1) Dilakukan pemeriksaan klinis subjek penelitian

2) Dilakukan pengisian rekam medik pasien dan informed consent.

3) Penilaian status gingiva dengan GI menurut Loe & Silness

4) Dilakukan pemeriksaan BOP dengan probe periodontal yang dimasukkan pada 2 titik poket yaitu papila
mesial dan distal vestibular. Skor perdarahan dicatat (+) ada perdarahan dan (-) tidak terdapat perdarahan.

5) Dilakukan pengukuran PD dengan probe periodontal yang dimasukkan pada titik disto-vestibular,
vestibular, mesio-vestibular, mesio-lingual, lingual dan disto-lingual.

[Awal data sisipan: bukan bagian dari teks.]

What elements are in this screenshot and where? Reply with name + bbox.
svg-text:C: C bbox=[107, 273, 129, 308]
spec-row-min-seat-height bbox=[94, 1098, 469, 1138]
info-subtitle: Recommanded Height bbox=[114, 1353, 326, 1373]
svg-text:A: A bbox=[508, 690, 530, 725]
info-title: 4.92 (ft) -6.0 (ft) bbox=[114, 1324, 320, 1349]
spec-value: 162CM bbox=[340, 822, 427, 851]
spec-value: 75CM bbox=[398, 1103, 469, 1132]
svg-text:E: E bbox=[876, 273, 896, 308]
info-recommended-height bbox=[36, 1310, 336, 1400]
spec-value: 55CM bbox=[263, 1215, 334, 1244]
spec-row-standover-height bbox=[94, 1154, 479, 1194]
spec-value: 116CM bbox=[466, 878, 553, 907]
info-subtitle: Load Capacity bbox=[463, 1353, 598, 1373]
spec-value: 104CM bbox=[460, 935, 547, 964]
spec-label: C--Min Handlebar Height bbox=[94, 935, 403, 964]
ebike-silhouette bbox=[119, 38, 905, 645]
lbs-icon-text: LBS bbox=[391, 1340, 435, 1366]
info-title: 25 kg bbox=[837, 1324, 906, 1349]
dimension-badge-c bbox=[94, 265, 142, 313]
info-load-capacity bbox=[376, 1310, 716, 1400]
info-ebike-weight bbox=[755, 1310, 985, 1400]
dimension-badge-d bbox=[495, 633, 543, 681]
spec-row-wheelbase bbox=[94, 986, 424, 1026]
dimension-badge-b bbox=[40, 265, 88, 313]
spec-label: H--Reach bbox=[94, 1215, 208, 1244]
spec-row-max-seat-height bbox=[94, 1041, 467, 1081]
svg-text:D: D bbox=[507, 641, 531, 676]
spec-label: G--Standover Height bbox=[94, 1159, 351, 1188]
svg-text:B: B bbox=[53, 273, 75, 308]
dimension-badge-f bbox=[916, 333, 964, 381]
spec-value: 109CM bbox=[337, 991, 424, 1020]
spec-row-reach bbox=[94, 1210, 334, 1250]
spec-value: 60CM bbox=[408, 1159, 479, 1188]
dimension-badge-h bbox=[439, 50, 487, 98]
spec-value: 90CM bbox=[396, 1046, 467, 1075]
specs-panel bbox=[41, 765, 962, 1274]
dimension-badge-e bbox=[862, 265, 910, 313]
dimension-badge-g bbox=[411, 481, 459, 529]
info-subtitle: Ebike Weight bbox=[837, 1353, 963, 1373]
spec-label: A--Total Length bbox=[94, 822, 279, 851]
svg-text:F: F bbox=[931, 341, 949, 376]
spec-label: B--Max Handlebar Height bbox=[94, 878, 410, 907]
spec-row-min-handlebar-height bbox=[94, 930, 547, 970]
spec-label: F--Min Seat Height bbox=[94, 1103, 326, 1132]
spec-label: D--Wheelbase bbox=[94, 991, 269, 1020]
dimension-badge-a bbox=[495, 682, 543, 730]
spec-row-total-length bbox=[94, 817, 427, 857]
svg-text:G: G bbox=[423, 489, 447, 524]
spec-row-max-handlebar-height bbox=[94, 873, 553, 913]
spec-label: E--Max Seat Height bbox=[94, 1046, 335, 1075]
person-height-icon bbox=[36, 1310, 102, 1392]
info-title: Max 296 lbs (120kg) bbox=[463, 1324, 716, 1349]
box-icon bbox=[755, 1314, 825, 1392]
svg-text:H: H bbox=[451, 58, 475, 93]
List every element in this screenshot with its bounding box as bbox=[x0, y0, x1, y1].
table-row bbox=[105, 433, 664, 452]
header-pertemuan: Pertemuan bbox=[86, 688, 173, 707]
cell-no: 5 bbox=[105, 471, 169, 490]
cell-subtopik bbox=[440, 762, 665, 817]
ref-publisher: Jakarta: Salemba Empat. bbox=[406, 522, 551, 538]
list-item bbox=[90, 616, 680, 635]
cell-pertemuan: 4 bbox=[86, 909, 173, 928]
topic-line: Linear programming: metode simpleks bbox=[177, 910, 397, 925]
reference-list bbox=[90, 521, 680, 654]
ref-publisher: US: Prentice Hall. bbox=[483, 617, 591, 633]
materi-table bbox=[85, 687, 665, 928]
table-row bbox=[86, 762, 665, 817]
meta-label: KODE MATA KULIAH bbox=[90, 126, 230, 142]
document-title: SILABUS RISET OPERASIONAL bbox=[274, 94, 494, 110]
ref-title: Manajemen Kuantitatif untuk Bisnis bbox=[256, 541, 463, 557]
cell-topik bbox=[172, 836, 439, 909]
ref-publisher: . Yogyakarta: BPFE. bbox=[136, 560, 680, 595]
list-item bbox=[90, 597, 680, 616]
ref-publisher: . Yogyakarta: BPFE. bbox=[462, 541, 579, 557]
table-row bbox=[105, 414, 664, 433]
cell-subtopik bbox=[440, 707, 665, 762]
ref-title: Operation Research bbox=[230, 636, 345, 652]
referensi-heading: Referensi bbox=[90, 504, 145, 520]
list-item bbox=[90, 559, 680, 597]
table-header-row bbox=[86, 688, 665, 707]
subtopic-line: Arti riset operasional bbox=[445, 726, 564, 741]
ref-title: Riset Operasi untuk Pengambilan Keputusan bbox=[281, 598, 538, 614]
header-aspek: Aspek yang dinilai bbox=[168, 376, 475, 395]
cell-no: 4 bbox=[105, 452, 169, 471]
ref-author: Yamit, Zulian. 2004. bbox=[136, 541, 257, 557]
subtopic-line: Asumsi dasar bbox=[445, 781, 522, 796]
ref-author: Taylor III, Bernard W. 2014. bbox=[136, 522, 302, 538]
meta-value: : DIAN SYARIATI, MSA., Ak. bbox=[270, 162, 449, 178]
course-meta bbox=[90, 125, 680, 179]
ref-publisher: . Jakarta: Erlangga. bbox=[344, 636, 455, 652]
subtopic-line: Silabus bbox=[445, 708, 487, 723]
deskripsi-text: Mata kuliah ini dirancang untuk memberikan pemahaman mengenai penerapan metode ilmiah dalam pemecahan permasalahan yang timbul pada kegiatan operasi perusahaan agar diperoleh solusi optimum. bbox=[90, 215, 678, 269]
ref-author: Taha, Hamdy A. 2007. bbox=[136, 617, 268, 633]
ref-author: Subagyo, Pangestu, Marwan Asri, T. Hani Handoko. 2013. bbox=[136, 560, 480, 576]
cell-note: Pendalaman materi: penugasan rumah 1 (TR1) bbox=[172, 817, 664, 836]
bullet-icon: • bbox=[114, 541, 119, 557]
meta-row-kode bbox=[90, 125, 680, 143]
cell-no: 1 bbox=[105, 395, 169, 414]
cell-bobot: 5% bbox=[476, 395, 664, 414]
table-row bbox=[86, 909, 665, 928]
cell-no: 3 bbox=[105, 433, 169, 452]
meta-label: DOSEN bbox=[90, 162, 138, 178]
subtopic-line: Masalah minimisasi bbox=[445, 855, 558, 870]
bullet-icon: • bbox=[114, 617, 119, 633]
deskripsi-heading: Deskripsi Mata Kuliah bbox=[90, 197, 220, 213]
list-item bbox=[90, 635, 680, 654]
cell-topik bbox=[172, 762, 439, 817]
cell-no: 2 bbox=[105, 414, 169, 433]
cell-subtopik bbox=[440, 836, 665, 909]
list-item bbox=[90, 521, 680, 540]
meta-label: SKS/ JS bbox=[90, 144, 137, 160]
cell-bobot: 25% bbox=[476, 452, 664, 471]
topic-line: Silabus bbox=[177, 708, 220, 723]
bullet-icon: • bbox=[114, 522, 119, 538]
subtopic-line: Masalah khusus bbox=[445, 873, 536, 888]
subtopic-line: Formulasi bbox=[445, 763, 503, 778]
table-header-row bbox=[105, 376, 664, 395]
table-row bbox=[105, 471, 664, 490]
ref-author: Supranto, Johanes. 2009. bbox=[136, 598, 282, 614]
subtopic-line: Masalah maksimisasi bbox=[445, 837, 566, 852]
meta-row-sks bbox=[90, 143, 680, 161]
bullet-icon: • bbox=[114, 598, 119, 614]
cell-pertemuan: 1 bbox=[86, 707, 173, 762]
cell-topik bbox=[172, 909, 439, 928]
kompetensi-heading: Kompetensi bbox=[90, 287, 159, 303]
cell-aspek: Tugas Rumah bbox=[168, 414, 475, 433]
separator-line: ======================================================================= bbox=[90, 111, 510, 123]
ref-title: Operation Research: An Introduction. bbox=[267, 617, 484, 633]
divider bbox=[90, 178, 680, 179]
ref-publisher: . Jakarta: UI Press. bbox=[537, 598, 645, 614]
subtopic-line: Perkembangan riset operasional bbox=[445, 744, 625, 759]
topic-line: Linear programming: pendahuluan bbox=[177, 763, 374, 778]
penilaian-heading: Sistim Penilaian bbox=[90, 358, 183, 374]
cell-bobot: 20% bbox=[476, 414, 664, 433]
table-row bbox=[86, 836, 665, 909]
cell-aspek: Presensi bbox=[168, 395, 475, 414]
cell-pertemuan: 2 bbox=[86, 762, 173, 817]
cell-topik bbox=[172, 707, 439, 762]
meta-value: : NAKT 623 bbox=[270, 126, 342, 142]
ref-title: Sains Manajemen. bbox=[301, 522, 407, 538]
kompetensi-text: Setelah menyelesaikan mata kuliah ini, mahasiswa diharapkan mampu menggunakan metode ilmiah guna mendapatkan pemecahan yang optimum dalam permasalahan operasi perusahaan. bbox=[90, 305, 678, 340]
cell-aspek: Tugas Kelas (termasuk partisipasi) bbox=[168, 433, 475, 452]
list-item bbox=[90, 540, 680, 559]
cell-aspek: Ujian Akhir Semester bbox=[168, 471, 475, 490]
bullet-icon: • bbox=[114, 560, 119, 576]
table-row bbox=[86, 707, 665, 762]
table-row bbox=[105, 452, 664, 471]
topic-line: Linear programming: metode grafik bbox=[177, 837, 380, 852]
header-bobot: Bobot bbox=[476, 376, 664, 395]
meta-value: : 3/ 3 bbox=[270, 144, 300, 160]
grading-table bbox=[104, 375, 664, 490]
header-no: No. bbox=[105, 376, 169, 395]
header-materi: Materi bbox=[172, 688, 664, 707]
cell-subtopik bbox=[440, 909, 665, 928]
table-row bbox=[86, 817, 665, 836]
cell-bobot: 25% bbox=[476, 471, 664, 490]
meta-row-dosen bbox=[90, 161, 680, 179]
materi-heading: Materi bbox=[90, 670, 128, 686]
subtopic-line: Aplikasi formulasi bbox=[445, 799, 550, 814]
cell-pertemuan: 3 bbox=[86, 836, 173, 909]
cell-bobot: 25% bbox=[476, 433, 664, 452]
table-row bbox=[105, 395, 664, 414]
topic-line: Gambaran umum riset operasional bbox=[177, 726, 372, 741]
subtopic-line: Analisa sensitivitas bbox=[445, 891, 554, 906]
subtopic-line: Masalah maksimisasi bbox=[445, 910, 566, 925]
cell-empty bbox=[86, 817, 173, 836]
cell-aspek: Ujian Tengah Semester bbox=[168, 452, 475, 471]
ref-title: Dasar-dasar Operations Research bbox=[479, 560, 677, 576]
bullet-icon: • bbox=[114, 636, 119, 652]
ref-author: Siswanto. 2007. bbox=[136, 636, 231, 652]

Pengukuran dicatat pada skala yang
tampak pada probe di margin gingiva.

6) Dilakukan tindakan scaling dan root planing (SRP) menggunakan ultrasonic scaler.

7) Bagi kelompok yang terpilih diberikan suplemen glukosamin-kondroitin sulfat dan mengisi blangko
pemberian suplemen, serta dikawal dan dimotivasi untuk kepatuhan meminum suplemen selama 30 hari.

b. Kunjungan berikutnya pada hari ke-21 dan hari ke-30 dilakukan kegiatan :

1) Kontrol hasil tindakan SRP.

2) Pencatatan hasil penilaian GI, BOP serta pemeriksaan PD dengan prosedur seperti pengambilan data sama
seperti hari ke-0.
Hasil Penelitian :

Hasil penelitian ini menunjukkan bahwa pada pasien osteoarthitis yang dilakukan terapi periodontal
SRP disertai penambahan suplemen glukosamin-kondroitin sulfat secara sistemik dapat menyebabkan
penurunan GI dan PD lebih baik daripada hanya terapi SRP saja, sedangkan pada parameter BOP tidak
menunjukkan perbedaan yang signifikan antara kelompok kontrol maupun kelompok perlakuan.

Kesimpulan :

1. Penggunaan suplemen glukosamin-kondroitin sulfat per-oral pada pasien osteoarthritis pasca


scaling dan root planing (SRP) dapat menurunkan gingival index (GI) dan menurunkan pocket depth (PD).

2. Penggunaan suplemen glukosamin-kondroitin sulfat per-oral pada pasien osteoarthritis pasca SRP
tidak berbeda secara bermakna dalam menurunkan bleeding on probing (BOP).